Mais pendant qu’une méchante pluie froide fait mentir les promesses du printemps, je roule sous la pluie avec H., qui me reconduit à la maison. Et dans le noir, on se raconte un tout petit bout de nos vies, vite parce qu’on n’a pas le temps. Et je sens, j’ai appris à la reconnaître depuis tout ce temps, que je suis en train de me faire une amie.

Il aura fallu attendre le troisième trimestre. Mais enfin, enfin. Quel bonheur.

Mardi 23 janvier

Aujourd’hui avait lieu la restitution des textes de slam sur lesquels les secondes travaillent depuis plusieurs heures. C’était un très beau moment, que j’ai envie de garder un peu secret.

Durant cette matinée, Fatou et Lio stressent. Les deux élèves fortes en gueule de la classe, talentueuses à l’écrit et jamais en reste d’un commentaire bien placé sont malades de stress. « Monsieeeeeur. »

Et alors que je m’assois pour leur parler, je sens, très concrètement, mon cerveau aller chercher les conseils de Monsieur Vivi. Je n’ai rien demandé. Mais je me souviens, avec une clarté et une certitude totales, que je ne dois surtout pas me contenter d’un mot ou deux. Mon premier réflexe a été de leur dire que tout allait bien se passer, de leur parler d’un ton enjoué. De faire ce que je faisais avant de travailler avec ce prof de musique. Cet ami.

Ce que Monsieur Vivi m’a appris, c’est tout bêtement de considérer les élèves comme des personnes. Et si je décide de rassurer quelqu’un, de le faire bien. Pas de me contenter d’une métaphorique petite tape sur la tête. Alors j’accepte de ne plus prêter attention au monde. Juste à elles deux. De ne plus les considérer comme « les deux élèves fortes en gueule de la classe ». Je leur parle. Vraiment. On regarde leur texte, on s’écoute. On est des personnes. Et surtout, je ne termine pas la conversation en considérant que je les ai aidées en quoi que ce soit. J’ai juste essayé de les considérer.

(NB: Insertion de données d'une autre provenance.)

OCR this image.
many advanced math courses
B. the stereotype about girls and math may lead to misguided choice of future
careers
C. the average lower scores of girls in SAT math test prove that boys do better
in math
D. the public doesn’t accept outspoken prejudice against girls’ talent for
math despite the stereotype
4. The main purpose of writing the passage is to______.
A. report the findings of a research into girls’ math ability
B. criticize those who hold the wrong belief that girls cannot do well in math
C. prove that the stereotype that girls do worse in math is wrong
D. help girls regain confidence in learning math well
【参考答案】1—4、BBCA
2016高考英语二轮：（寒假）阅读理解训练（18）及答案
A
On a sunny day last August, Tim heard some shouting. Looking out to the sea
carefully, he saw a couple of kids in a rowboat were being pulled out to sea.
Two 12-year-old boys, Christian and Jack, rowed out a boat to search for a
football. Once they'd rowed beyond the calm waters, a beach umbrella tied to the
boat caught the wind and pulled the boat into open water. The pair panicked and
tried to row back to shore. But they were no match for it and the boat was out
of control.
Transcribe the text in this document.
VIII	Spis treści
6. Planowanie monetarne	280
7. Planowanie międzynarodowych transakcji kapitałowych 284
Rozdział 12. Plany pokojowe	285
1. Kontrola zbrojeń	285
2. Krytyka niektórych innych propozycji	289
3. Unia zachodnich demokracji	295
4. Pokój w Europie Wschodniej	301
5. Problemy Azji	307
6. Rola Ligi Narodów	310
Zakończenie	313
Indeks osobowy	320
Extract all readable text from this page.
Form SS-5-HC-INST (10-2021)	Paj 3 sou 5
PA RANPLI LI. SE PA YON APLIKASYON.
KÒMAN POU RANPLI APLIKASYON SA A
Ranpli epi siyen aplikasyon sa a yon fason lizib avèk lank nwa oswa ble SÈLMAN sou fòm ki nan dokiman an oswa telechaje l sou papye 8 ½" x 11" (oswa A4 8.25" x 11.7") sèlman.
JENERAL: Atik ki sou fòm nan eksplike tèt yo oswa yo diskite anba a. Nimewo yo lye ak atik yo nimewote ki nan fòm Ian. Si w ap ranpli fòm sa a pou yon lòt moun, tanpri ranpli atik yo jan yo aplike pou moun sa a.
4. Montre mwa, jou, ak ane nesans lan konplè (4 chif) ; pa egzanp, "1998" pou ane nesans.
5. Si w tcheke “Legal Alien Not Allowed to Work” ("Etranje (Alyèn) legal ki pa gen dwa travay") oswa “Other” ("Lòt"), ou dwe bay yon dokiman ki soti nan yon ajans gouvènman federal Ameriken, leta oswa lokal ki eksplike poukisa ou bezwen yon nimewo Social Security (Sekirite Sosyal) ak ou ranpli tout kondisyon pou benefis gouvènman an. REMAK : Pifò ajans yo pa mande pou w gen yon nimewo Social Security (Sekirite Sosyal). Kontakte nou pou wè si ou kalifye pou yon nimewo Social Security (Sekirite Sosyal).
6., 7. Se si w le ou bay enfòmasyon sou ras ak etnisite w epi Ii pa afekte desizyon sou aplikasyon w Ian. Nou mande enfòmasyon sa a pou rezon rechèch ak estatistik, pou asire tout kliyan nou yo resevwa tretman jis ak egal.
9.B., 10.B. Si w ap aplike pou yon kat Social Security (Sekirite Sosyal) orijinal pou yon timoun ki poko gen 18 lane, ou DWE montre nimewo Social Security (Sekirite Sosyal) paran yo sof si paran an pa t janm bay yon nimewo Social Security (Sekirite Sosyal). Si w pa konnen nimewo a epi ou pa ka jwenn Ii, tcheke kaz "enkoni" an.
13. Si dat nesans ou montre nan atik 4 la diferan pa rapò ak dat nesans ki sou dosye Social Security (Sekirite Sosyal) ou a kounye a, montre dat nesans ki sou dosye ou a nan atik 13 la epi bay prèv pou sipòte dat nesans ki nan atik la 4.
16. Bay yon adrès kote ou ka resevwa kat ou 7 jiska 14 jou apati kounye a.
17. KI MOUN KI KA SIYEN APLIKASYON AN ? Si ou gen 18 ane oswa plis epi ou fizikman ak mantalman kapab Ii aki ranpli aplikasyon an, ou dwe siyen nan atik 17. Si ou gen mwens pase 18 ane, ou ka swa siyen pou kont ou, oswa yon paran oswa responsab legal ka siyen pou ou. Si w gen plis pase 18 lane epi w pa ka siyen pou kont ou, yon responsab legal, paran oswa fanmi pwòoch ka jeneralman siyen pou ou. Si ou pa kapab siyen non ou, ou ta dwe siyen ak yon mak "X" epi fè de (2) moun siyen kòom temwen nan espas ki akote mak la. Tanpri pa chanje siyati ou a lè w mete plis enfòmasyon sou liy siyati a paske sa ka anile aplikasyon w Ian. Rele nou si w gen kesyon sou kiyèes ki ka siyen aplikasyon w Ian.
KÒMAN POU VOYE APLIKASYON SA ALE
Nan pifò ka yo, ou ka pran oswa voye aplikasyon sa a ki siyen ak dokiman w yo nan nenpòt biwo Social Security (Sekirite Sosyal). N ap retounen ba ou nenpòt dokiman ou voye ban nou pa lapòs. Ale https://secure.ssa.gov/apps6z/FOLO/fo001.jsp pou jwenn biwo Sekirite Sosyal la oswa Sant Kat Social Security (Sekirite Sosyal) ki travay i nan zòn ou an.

La considération. Le grand sujet de blague et de pleurs du personnage de Jean-Pierre Bacri dans la pièce et le film « Un air de famille ». Peut-être que c’est le mot qui pourrait remplacer ce terme de « bienveillance », qu’on nous ressort à toutes les sauces, en particulier les plus réchauffées. Il ne s’agit pas de faire évoluer nos élèves dans une espèce de gentillesse artificielle. Mais de les voir pour ce qu’ils sont, pour ce qu’ils ressentent, dans un contexte particulier. Ça prend du temps. Ça prend de l’énergie. C’est pour ça qu’on n’y arrive pas tout le temps, de moins en moins souvent.

Ce que j’ai dit à Lio et Fatou, ça n’a aucune importance. Ou plutôt, ça n’avait du sens que sur les sièges de l’amphithéâtre, à ce moment-là. Et j’en ressors avec un peu moins d’énergie qu’en y entrant. Parce que j’ai vraiment tâché de leur donner quelque chose. C’est, à n’en pas douter, ce que Monsieur Vivi aurait fait, probablement d’instinct. Parce qu’il est une bonne personne. Et parce que grâce à lui, certains élèves d’un lycée breton se sentent mieux, par la médiation de Monsieur Samovar, qu’il a rencontré il y a maintenant huit ans.